Why this matters: CFOs may need to reframe 2026 technology budgets if traditional software is overvalued while AI tools are underpriced relative to productivity gains.

Former OpenAI Executive Questions Whether Software Valuations, Not AI, Were the Real Bubble

Zack Kass, a former head of Go-to-Market at OpenAI who now serves as a global AI adviser, suggested Tuesday that traditional software stocks—rather than artificial intelligence companies—may have been trading in bubble territory, marking a notable reversal of the prevailing narrative around technology valuations.

Speaking on Bloomberg Television's "The Close," Kass argued that the market's recent turbulence might reflect an overvaluation of legacy software companies rather than the AI sector that has dominated investor concerns. The comment comes as finance leaders grapple with how to value companies in an industry undergoing rapid technological disruption.

For CFOs navigating technology spending decisions, the distinction matters considerably. If Kass is correct, the financial risk may lie not in cutting-edge AI investments but in maintaining commitments to traditional software infrastructure that could face margin compression as AI-native alternatives emerge. The thesis suggests that enterprise software companies trading at premium multiples—often justified by recurring revenue models and high switching costs—may be vulnerable as AI tools offer cheaper, more flexible alternatives.

Kass, who helped shape OpenAI's commercial strategy before the company's explosive growth with ChatGPT, also addressed recent optimism from Nvidia CEO Jensen Huang about the rapid development of agentic AI applications. These autonomous AI systems, which can complete complex tasks with minimal human oversight, represent the next frontier in enterprise automation—and a potential accelerant for the displacement of traditional software.

The former OpenAI executive's perspective carries weight given his front-row seat to the AI boom's early stages. His current role as an independent adviser allows him to comment more freely on market dynamics than executives still tied to specific companies. The fact that he's questioning software valuations rather than defending AI's lofty expectations suggests a level of confidence in AI's fundamental economics that many finance leaders still lack.
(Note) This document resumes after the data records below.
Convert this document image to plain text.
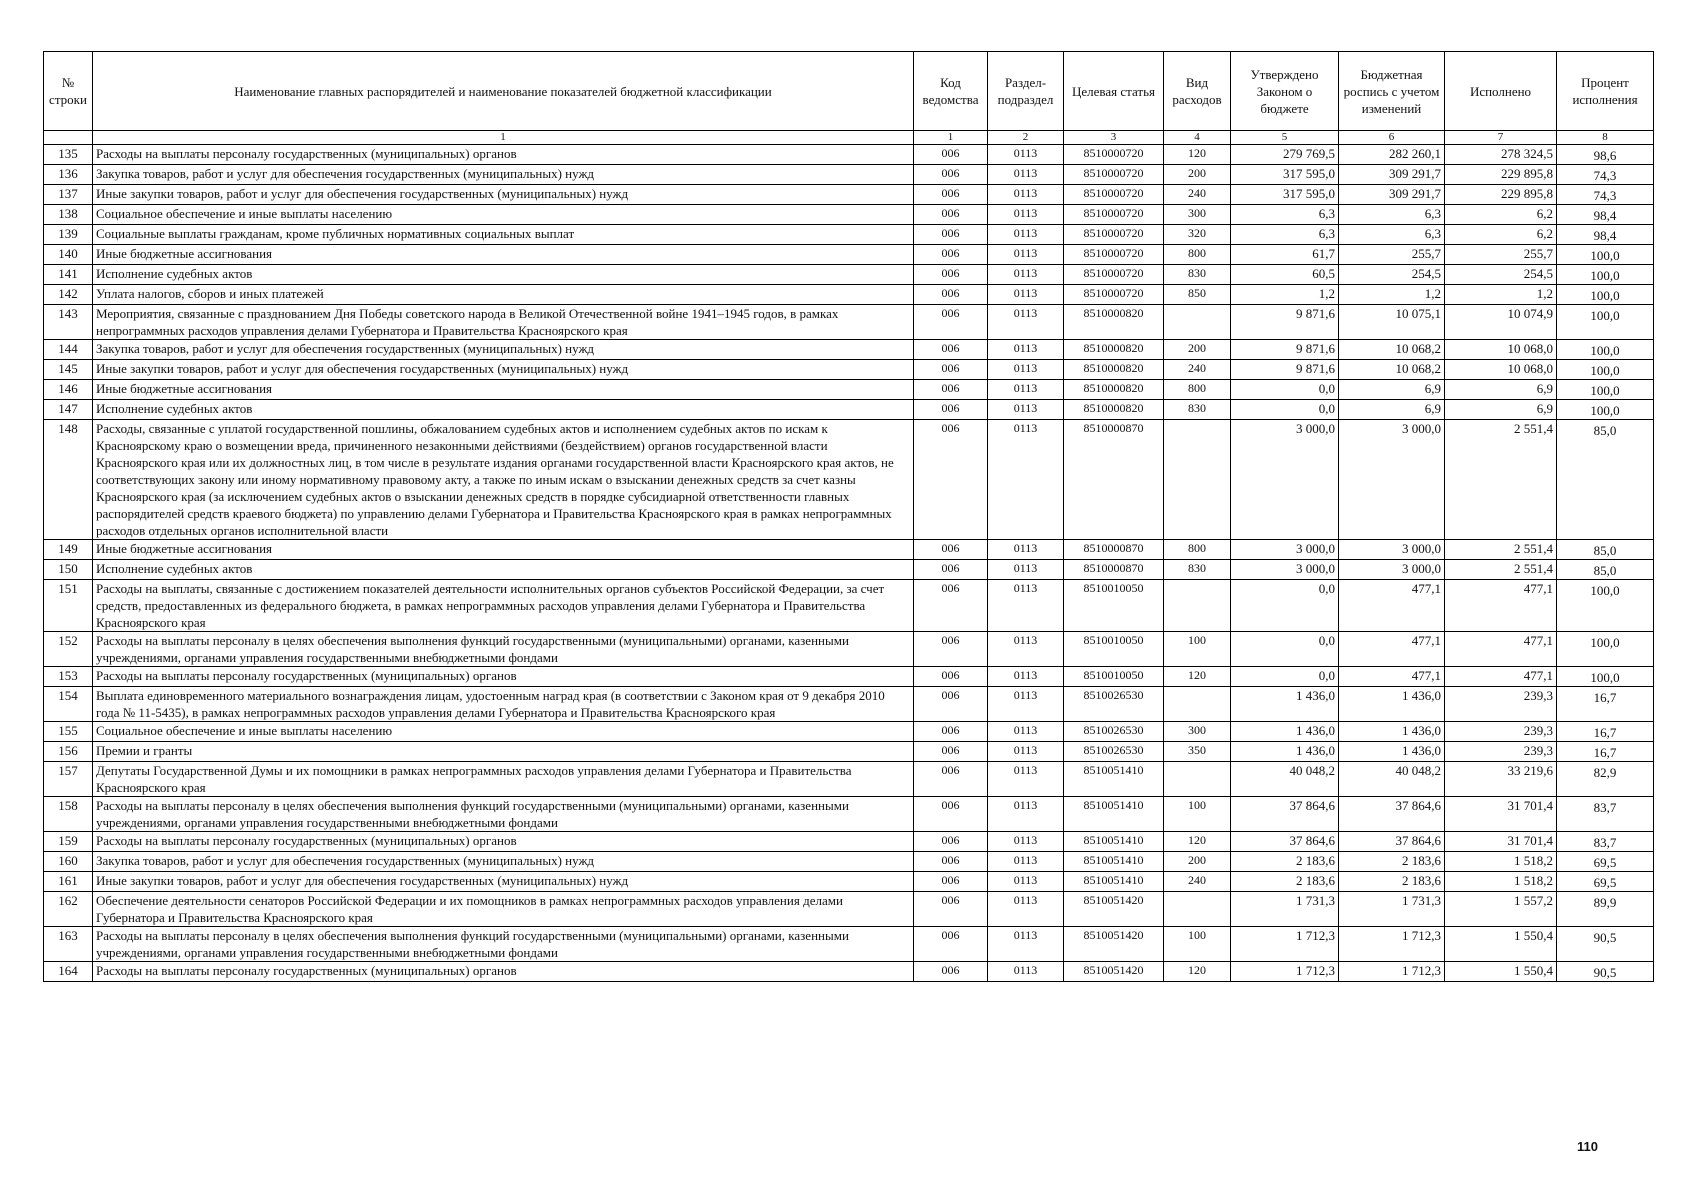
№ строки	Наименование главных распорядителей и наименование показателей бюджетной классификации	Код ведомства	Раздел-подраздел	Целевая статья	Вид расходов	Утверждено Законом о бюджете	Бюджетная роспись с учетом изменений	Исполнено	Процент исполнения
	1	1	2	3	4	5	6	7	8
135	Расходы на выплаты персоналу государственных (муниципальных) органов	006	0113	8510000720	120	279 769,5	282 260,1	278 324,5	98,6
136	Закупка товаров, работ и услуг для обеспечения государственных (муниципальных) нужд	006	0113	8510000720	200	317 595,0	309 291,7	229 895,8	74,3
137	Иные закупки товаров, работ и услуг для обеспечения государственных (муниципальных) нужд	006	0113	8510000720	240	317 595,0	309 291,7	229 895,8	74,3
138	Социальное обеспечение и иные выплаты населению	006	0113	8510000720	300	6,3	6,3	6,2	98,4
139	Социальные выплаты гражданам, кроме публичных нормативных социальных выплат	006	0113	8510000720	320	6,3	6,3	6,2	98,4
140	Иные бюджетные ассигнования	006	0113	8510000720	800	61,7	255,7	255,7	100,0
141	Исполнение судебных актов	006	0113	8510000720	830	60,5	254,5	254,5	100,0
142	Уплата налогов, сборов и иных платежей	006	0113	8510000720	850	1,2	1,2	1,2	100,0
143	Мероприятия, связанные с празднованием Дня Победы советского народа в Великой Отечественной войне 1941–1945 годов, в рамках непрограммных расходов управления делами Губернатора и Правительства Красноярского края	006	0113	8510000820		9 871,6	10 075,1	10 074,9	100,0
144	Закупка товаров, работ и услуг для обеспечения государственных (муниципальных) нужд	006	0113	8510000820	200	9 871,6	10 068,2	10 068,0	100,0
145	Иные закупки товаров, работ и услуг для обеспечения государственных (муниципальных) нужд	006	0113	8510000820	240	9 871,6	10 068,2	10 068,0	100,0
146	Иные бюджетные ассигнования	006	0113	8510000820	800	0,0	6,9	6,9	100,0
147	Исполнение судебных актов	006	0113	8510000820	830	0,0	6,9	6,9	100,0
148	Расходы, связанные с уплатой государственной пошлины, обжалованием судебных актов и исполнением судебных актов по искам к Красноярскому краю о возмещении вреда, причиненного незаконными действиями (бездействием) органов государственной власти Красноярского края или их должностных лиц, в том числе в результате издания органами государственной власти Красноярского края актов, не соответствующих закону или иному нормативному правовому акту, а также по иным искам о взыскании денежных средств за счет казны Красноярского края (за исключением судебных актов о взыскании денежных средств в порядке субсидиарной ответственности главных распорядителей средств краевого бюджета) по управлению делами Губернатора и Правительства Красноярского края в рамках непрограммных расходов отдельных органов исполнительной власти	006	0113	8510000870		3 000,0	3 000,0	2 551,4	85,0
149	Иные бюджетные ассигнования	006	0113	8510000870	800	3 000,0	3 000,0	2 551,4	85,0
150	Исполнение судебных актов	006	0113	8510000870	830	3 000,0	3 000,0	2 551,4	85,0
151	Расходы на выплаты, связанные с достижением показателей деятельности исполнительных органов субъектов Российской Федерации, за счет средств, предоставленных из федерального бюджета, в рамках непрограммных расходов управления делами Губернатора и Правительства Красноярского края	006	0113	8510010050		0,0	477,1	477,1	100,0
152	Расходы на выплаты персоналу в целях обеспечения выполнения функций государственными (муниципальными) органами, казенными учреждениями, органами управления государственными внебюджетными фондами	006	0113	8510010050	100	0,0	477,1	477,1	100,0
153	Расходы на выплаты персоналу государственных (муниципальных) органов	006	0113	8510010050	120	0,0	477,1	477,1	100,0
154	Выплата единовременного материального вознаграждения лицам, удостоенным наград края (в соответствии с Законом края от 9 декабря 2010 года № 11-5435), в рамках непрограммных расходов управления делами Губернатора и Правительства Красноярского края	006	0113	8510026530		1 436,0	1 436,0	239,3	16,7
155	Социальное обеспечение и иные выплаты населению	006	0113	8510026530	300	1 436,0	1 436,0	239,3	16,7
156	Премии и гранты	006	0113	8510026530	350	1 436,0	1 436,0	239,3	16,7
157	Депутаты Государственной Думы и их помощники в рамках непрограммных расходов управления делами Губернатора и Правительства Красноярского края	006	0113	8510051410		40 048,2	40 048,2	33 219,6	82,9
158	Расходы на выплаты персоналу в целях обеспечения выполнения функций государственными (муниципальными) органами, казенными учреждениями, органами управления государственными внебюджетными фондами	006	0113	8510051410	100	37 864,6	37 864,6	31 701,4	83,7
159	Расходы на выплаты персоналу государственных (муниципальных) органов	006	0113	8510051410	120	37 864,6	37 864,6	31 701,4	83,7
160	Закупка товаров, работ и услуг для обеспечения государственных (муниципальных) нужд	006	0113	8510051410	200	2 183,6	2 183,6	1 518,2	69,5
161	Иные закупки товаров, работ и услуг для обеспечения государственных (муниципальных) нужд	006	0113	8510051410	240	2 183,6	2 183,6	1 518,2	69,5
162	Обеспечение деятельности сенаторов Российской Федерации и их помощников в рамках непрограммных расходов управления делами Губернатора и Правительства Красноярского края	006	0113	8510051420		1 731,3	1 731,3	1 557,2	89,9
163	Расходы на выплаты персоналу в целях обеспечения выполнения функций государственными (муниципальными) органами, казенными учреждениями, органами управления государственными внебюджетными фондами	006	0113	8510051420	100	1 712,3	1 712,3	1 550,4	90,5
164	Расходы на выплаты персоналу государственных (муниципальных) органов	006	0113	8510051420	120	1 712,3	1 712,3	1 550,4	90,5
110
The timing of Kass's comments is particularly relevant as companies finalize 2026 technology budgets. Many CFOs have been treating AI spending as experimental—ring-fenced innovation budgets separate from core systems. But if traditional software is overvalued and AI tools are underpriced relative to their productivity gains, that budgeting framework may need to flip.

The challenge for finance leaders is that this transition won't be clean. Legacy software contracts often run multiple years, and the switching costs Kass's thesis implicitly questions—implementation time, training, data migration—remain real even if they're not insurmountable. The question isn't whether AI will disrupt software, but how quickly, and whether current software valuations have priced in that disruption adequately.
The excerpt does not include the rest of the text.